The rods I build now look a whole lot better than my early attempts. I have acquired some skills I did not possess six years ago. I perform those simple step required to build a functional, nice looking rod, in a much more efficient manner. 

Maybe we have a different perspective. Try playing piano in a jazz trio. Or, trying writing programming to automate and entire industrial  process. In both cases: been there, done that, got the tee shirts. Those are complicated, complex tasks, requiring considerable knowledge, and in the case of the piano, considerable physical skills. I find rodbuilding to be simple and restful. I truly enjoy the feeling of accomplishment that comes when I catch the first fish on a rod I have built. That’s a simple thing too. But, no less fine for being so. 

  • Like 2
Posted

I built a decent quiver of saltwater boat rods for myself back in the 80's. All Sabre and Truline blanks, wrapped to match what Sabre was selling in their complete rods. All I used was a tea cup to hold the thread, and an encyclopedia to tension the thread. Scotch tape and an exacto knife. I did cobble an old BBQ rotisserie to evenly dry the flex-coat. Cork tape handle with a crutch tip at the butt and a small length of shrinkwrap at the top of the cork tape.

 

I see all the fancy wraps and designs with patterns and more. I don't get it. Is there some functionality that stuff adds that I'm not aware of. For me, the less the better. If it doesn't help, it takes away.

 

Freshwater rods? No sir. That's a completely different animal IMHO. I definitely want mine as lightweight/minimalist as possible while still being functional and somewhat durable at a semi-reasonable price. A man's got to know his limitations and I want no part of that. 

  • Like 1
Posted
8 hours ago, Big Hands said:

I did cobble an old BBQ rotisserie to evenly dry the flex-coat.
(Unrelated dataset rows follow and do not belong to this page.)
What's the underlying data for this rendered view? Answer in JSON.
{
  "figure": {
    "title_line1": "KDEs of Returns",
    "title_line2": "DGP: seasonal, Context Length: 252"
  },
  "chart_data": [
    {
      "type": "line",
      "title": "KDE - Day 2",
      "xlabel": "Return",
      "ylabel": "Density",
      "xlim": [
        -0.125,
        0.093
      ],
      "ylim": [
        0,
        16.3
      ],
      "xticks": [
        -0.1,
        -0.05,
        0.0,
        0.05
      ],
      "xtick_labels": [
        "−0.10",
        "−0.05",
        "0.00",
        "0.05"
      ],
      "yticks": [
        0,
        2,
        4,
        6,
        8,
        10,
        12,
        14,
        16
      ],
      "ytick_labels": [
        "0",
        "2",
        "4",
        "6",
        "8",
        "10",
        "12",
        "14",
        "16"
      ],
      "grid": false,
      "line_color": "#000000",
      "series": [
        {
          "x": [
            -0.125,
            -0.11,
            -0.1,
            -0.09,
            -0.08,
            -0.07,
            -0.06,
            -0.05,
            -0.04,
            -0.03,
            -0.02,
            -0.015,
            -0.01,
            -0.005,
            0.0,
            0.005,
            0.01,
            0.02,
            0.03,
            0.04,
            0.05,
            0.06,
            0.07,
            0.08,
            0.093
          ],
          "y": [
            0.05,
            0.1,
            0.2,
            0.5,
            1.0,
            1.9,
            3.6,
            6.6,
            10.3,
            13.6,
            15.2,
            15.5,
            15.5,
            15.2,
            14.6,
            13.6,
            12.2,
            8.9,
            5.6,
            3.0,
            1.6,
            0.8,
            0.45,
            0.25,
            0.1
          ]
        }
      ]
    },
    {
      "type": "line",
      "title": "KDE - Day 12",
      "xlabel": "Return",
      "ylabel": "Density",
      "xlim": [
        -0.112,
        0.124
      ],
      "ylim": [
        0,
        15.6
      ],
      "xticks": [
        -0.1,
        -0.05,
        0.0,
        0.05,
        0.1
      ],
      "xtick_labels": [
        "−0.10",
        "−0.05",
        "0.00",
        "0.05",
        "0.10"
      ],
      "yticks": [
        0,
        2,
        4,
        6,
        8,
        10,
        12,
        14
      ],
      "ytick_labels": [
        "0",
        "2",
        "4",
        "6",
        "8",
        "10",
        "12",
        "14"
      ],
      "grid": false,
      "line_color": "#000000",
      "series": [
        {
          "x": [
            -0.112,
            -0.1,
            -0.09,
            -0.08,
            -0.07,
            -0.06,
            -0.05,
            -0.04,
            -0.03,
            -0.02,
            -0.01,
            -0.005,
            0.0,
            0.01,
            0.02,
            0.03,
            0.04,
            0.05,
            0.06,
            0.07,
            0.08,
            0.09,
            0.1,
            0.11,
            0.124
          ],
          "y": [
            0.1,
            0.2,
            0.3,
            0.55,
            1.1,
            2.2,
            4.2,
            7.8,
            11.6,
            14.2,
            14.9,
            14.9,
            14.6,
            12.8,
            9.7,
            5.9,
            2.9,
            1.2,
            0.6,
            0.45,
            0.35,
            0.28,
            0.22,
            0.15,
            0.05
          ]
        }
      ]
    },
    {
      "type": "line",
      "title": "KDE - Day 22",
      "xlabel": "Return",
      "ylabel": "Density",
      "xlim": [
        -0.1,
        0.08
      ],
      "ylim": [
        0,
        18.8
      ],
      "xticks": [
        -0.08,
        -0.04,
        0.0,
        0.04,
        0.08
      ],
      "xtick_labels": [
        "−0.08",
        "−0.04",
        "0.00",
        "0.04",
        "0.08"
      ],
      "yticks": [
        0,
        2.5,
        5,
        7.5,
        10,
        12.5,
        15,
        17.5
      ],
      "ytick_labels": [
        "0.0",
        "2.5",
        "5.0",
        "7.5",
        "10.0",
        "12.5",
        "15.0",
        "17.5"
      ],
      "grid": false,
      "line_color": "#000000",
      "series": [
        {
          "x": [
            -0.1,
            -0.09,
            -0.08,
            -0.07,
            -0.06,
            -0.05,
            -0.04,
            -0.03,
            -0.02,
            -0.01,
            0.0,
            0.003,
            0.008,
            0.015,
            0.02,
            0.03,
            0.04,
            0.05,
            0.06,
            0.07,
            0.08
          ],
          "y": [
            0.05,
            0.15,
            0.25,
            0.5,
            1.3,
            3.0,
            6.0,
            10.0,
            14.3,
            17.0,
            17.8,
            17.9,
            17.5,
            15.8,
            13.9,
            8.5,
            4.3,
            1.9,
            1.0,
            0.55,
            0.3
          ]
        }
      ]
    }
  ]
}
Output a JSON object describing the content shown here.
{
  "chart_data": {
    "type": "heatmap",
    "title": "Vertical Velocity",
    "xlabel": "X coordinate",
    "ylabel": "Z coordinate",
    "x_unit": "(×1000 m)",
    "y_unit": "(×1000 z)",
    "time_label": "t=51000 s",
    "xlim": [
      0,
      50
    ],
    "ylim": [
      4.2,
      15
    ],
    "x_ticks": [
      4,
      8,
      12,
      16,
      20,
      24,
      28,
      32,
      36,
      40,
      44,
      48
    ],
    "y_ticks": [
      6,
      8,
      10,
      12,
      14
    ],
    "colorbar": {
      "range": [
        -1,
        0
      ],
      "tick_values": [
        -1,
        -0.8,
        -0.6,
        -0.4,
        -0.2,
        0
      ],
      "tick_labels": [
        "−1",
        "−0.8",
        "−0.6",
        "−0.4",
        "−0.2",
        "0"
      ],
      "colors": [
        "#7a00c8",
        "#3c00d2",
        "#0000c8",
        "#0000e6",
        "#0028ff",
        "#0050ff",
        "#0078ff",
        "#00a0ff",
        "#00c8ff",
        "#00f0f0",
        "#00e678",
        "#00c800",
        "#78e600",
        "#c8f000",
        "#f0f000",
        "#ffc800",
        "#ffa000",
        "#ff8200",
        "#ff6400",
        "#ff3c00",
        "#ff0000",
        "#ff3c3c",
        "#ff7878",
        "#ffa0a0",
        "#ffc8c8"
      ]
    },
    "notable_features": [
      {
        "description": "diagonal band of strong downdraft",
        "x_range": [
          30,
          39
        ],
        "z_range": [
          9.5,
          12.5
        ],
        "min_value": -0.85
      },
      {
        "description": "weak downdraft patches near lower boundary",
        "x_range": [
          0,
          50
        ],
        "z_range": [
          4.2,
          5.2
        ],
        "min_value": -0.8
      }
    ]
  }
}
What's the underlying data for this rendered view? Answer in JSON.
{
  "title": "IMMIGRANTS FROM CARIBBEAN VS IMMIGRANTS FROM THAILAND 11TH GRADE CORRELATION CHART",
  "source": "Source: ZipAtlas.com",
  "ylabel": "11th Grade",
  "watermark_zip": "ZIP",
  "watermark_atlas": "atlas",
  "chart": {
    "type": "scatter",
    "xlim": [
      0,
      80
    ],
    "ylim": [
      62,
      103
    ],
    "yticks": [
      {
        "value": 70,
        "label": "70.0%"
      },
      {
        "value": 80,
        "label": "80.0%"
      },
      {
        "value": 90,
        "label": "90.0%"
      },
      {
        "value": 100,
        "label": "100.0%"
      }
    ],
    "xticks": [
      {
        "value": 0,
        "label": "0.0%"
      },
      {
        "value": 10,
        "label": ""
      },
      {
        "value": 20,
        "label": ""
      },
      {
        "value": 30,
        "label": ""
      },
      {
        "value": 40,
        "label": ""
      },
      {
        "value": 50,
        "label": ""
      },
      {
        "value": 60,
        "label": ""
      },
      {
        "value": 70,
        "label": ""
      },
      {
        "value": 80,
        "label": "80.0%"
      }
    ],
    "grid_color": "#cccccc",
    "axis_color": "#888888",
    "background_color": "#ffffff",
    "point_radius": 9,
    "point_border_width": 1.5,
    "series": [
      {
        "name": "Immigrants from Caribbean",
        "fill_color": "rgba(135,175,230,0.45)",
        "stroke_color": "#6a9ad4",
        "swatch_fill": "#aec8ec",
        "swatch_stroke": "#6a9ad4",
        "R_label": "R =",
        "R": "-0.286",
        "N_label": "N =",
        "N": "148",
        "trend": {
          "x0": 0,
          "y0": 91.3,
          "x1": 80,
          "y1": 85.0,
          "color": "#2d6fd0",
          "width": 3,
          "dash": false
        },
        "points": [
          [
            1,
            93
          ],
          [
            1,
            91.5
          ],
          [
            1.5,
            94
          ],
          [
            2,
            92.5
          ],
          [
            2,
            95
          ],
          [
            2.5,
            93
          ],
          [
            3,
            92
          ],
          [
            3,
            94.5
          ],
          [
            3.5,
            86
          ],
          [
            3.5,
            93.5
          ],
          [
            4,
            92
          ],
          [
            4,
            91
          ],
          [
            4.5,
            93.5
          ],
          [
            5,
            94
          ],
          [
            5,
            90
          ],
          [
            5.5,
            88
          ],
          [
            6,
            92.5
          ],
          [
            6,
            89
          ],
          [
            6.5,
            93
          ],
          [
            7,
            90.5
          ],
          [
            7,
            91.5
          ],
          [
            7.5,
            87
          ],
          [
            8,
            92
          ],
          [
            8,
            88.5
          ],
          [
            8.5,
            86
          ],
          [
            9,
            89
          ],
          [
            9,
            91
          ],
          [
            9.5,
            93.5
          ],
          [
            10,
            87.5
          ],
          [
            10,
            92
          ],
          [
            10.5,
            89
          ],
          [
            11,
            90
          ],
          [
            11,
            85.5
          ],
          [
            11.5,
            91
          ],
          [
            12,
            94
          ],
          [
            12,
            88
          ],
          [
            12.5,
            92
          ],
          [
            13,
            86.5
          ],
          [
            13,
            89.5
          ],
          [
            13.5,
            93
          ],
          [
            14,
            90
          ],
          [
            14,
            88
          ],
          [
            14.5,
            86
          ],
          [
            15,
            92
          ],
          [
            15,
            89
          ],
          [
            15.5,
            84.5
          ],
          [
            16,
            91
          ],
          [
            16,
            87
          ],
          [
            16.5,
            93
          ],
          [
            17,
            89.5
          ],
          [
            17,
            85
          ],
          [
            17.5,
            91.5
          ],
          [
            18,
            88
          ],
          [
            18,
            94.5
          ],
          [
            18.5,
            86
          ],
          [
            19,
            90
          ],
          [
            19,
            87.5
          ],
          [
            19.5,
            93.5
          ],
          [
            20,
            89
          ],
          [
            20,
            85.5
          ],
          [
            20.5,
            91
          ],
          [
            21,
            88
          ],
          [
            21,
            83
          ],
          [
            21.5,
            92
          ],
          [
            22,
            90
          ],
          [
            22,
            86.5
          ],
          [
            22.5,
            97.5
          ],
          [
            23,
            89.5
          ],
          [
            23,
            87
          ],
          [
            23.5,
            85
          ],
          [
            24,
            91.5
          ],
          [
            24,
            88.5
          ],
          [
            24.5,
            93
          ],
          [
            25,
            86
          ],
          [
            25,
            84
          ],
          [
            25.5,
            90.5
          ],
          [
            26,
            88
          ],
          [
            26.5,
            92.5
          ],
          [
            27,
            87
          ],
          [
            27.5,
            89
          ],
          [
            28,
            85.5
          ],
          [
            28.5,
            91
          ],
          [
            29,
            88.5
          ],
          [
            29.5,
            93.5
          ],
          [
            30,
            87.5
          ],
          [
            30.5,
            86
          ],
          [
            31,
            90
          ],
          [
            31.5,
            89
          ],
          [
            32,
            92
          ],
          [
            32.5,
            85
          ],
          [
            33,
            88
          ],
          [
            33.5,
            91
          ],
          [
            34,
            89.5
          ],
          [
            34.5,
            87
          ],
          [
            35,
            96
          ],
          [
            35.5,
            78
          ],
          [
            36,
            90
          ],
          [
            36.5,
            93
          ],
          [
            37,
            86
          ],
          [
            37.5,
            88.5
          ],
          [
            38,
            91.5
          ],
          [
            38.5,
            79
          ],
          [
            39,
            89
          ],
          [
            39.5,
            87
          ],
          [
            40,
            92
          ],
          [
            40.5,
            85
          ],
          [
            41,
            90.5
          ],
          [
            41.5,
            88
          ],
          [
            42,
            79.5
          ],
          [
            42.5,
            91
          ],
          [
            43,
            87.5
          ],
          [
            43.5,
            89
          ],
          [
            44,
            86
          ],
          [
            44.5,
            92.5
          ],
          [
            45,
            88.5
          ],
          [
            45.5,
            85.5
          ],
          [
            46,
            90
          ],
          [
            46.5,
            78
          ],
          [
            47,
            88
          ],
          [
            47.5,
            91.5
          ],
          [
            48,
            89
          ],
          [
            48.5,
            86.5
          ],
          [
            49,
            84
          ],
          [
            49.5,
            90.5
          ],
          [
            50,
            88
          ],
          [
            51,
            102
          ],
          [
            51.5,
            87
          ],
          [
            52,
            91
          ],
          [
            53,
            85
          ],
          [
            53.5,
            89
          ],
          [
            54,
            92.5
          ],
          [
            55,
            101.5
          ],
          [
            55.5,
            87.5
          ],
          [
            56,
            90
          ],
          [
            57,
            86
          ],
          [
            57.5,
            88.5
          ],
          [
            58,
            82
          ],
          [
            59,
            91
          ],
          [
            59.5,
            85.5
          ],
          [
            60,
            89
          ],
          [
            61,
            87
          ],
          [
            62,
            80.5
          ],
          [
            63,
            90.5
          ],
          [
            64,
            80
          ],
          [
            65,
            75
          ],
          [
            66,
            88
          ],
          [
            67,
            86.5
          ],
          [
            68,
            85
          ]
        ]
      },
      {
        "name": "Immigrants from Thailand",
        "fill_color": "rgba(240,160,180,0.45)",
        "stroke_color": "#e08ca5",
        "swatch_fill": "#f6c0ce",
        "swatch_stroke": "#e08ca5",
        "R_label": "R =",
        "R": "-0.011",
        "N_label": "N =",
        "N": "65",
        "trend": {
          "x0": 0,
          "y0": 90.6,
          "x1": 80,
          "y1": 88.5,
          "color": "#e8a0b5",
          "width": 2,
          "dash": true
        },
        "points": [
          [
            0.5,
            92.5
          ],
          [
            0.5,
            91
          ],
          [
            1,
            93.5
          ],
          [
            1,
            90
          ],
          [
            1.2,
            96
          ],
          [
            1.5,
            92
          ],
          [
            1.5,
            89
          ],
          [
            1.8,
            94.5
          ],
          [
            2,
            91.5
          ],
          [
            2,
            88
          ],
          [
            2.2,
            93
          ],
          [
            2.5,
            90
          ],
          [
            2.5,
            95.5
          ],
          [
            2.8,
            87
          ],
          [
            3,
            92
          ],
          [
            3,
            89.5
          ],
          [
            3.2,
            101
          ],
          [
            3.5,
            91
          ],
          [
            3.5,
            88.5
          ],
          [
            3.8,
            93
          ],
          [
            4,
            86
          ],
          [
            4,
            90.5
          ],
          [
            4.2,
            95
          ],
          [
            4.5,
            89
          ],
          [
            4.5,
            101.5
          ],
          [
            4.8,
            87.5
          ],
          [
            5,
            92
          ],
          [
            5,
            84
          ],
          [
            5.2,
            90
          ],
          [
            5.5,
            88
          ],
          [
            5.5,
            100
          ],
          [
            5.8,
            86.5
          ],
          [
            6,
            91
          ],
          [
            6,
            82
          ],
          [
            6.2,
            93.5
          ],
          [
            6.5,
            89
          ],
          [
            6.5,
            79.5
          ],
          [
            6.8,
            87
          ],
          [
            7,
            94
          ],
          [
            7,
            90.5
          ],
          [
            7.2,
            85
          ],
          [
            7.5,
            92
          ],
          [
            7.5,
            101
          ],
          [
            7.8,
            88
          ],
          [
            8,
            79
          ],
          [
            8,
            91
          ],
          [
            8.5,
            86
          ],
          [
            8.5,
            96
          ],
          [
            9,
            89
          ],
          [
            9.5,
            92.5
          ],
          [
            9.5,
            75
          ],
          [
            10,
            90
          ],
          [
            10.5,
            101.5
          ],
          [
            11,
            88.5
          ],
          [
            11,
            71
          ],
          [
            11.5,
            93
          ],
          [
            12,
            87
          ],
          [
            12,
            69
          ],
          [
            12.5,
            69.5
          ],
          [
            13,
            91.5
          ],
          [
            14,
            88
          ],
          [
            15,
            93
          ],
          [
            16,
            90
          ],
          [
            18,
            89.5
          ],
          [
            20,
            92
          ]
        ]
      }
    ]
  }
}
Back before I had my first rod dryer I use to turned the rod 180° every 20 minutes for three hours.

Posted
4 hours ago, Chris Catignani said:

Back before I had my first rod dryer I use to turned the rod 180° every 20 minutes for three hours.

Did that too (LOL, good times), then came across the rotisserie at a swap meet. 

  • Like 1
  • 3 weeks later...
Posted

I've been using a bbq rotesserie for 40+ years and it works fine.  It's 3 RPM.